A $150 million, 30-foot-tall machine sits before Steve McSherry every day at the Clearwater Paper plant in North Las Vegas.
After 10 years with the plant, McSherry holds a job monitoring four computer screens that report the health of this machine.
McSherry ensures the machine runs smoothly as it air dries tissue sheets on their way to becoming ultra-premium-grade paper towels and toilet paper.
“It is, in essence, its own breathing thing,” the 43-year-old said.
McSherry is one of 260-plus employees at Clearwater Paper’s North Las Vegas plant, operational since 1993.
Today, the North Las Vegas plant is among a network of about 15 locations nationwide and the second-most advanced after a plant near Charlotte, North Carolina.
Up to 50 truckloads of paper products, including napkins and facial tissues, leave the plant a day for store shelves. The plant runs 24 hours a day, 365 days a year.
Paper products are delivered to retailers within about 500 miles of the plant. Turn over a roll at a local grocery store, and you might see an “LV” that proves the roll came from Clearwater’s local plant.
Decades into its existence, the plant still has room for improvement and investment from its parent company, known as one of the largest makers of tissue sold under various brand names in grocery stores across the United States.

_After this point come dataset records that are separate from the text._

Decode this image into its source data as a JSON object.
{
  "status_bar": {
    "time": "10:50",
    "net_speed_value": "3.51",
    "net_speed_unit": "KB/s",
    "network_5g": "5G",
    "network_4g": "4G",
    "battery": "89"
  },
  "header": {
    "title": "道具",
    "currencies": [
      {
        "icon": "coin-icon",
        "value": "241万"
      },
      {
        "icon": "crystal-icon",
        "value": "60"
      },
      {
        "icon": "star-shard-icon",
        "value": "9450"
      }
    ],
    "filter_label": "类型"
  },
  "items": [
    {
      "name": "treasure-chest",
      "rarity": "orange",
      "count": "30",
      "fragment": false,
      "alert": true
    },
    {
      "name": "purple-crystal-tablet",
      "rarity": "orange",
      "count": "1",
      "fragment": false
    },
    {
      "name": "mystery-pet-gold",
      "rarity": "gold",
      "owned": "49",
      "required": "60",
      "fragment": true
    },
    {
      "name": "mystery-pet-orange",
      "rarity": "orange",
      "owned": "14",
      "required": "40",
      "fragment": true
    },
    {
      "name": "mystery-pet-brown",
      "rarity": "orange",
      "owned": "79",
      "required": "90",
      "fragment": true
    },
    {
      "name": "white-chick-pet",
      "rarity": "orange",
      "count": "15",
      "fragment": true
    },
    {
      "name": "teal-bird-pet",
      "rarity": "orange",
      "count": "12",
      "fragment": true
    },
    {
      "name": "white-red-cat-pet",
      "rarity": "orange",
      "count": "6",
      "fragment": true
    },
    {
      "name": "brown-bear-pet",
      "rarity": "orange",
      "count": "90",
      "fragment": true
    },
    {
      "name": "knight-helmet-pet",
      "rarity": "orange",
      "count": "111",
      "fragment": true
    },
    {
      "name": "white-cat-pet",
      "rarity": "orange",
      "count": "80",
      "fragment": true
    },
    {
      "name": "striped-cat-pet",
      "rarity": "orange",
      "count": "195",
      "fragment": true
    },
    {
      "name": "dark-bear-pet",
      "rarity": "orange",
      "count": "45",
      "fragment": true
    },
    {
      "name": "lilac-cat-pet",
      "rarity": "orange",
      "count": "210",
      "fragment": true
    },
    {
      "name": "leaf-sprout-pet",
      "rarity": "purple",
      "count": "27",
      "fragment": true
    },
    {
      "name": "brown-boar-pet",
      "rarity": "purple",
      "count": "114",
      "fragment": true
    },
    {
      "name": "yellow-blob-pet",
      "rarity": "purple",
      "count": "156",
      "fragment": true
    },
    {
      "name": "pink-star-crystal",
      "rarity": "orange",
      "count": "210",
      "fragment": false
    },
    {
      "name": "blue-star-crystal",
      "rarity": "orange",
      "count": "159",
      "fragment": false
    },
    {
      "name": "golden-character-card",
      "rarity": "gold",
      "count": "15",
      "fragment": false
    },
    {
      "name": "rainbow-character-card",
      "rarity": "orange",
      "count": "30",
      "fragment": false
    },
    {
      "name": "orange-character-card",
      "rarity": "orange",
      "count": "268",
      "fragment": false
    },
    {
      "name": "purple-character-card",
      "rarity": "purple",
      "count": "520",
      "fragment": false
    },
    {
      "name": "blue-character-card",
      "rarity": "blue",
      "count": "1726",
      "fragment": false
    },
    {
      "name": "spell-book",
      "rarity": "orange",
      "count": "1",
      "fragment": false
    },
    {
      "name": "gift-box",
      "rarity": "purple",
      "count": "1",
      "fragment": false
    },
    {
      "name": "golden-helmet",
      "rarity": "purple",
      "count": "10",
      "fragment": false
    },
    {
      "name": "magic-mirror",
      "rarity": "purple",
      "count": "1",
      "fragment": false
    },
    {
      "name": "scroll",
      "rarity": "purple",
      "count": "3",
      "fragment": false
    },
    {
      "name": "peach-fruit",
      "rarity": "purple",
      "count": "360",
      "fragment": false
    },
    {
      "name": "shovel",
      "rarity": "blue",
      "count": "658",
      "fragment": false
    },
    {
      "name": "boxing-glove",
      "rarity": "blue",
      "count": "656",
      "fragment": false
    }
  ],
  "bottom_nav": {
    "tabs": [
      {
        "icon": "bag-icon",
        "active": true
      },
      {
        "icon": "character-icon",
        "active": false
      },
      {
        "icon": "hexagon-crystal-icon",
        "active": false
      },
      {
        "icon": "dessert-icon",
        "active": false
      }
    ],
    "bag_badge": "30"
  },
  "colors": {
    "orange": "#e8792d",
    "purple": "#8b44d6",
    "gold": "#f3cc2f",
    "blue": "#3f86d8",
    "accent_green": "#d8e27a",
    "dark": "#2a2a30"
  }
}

These brands’ contracts with Clearwater bar the papermaker from talking publicly about them.
Clearwater, based in Spokane, Washington, completed McSherry’s machine in 2004, with upgrades over the years.
The machine produced 34,000 tons of tissue in 2016.
It’s so important that a November fire at the plant that downed the machine for about 17 days caused net earnings in the fourth quarter of 2016 to drop about 20 percent year over year, according to filings with the U.S. Securities and Exchange Commission.
Clearwater received a total insurance claim of $3.3 million for repairs and lost profits.
The company continues to add new robots to its facility to aid in transportation of paper rolls that can weigh more than 2 tons around the 750,000-square-foot building near the intersection of Alexander Road and Fifth Street.
Some of the robots are so advanced that they change their own batteries, said Gary Blosl, senior manager of finance for the North Las Vegas plant.
The robots have nicknames
The robots come with nicknames that come from their shape. They include the forkliftlike “elephant” and cranelike “dragon.” One forklift robot can cost the company as much as a Ferrari, Blosl said.
“Those robots help protect our employees,” he said. “A forklift can result in a real nasty injury.”
Employees whose jobs are replaced by the robots are moved into new positions within the company, Blosl said.
In August, two teachers from Southeast Career and Technical Academy studied some of Clearwater’s robots, which have the capability to work on car parts as well.
To aid with recruitment, Clearwater has partnered with College of Southern Nevada to train potential employees.
Alongside equipment upgrades, Clearwater Paper has begun millions of dollars of infrastructure investment in the company’s North Las Vegas location.
In August, the city issued permits for a 170,000-square-foot tilt-up building across the street to construction company North Fifth Properties. The permits detail about $8 million worth of work on the building, according to city records.
The building will warehouse finished goods and the large rolls that go on to become Clearwater’s paper products. It is expected to be completed in the first quarter of 2018.
Clearwater has also acted as a reference for manufacturers, investors and developers interested in North Las Vegas, city spokeswoman Delen Goldberg said.
Employees of the company have spoken to potential recruits about the local workforce, working with the government and other topics, Goldberg said.
“Clearwater is a great business partner and a wonderful success story in our city,” she said.
In Blosl’s office is a framed picture of the North Las Vegas paper plant after its completion in 1993, surrounded by dirt. Clearwater’s neighbors today include locations for distributor Trepco West and eyewear maker LBI, both based in Southern California.
He is in his final year with the company he has given 33 years. He was part of the group that decided on North Las Vegas as a Clearwater location, choosing it over Reno and Utah. Clearwater needed a new plant to ease work at its Lewiston, Idaho, location.
He has trained his successor, plant manager Sean Krajnik, who previously worked for almost three years as a pulp and paper mill manager with Packaging Corp. of America.
Krajnik said he was attracted to Clearwater for the capital investments and experimenting within the company.
At the local plant, Clearwater is testing bulk packaging of products for grocers to help them compete with warehouse retailers such as Costco and Sam’s Club.
“We have to stay competitive,” Blosl said.
Correction: This story has been updated to reflect that permits for construction of the 170,000-square-foot tilt-up building were issued to North Fifth Properties.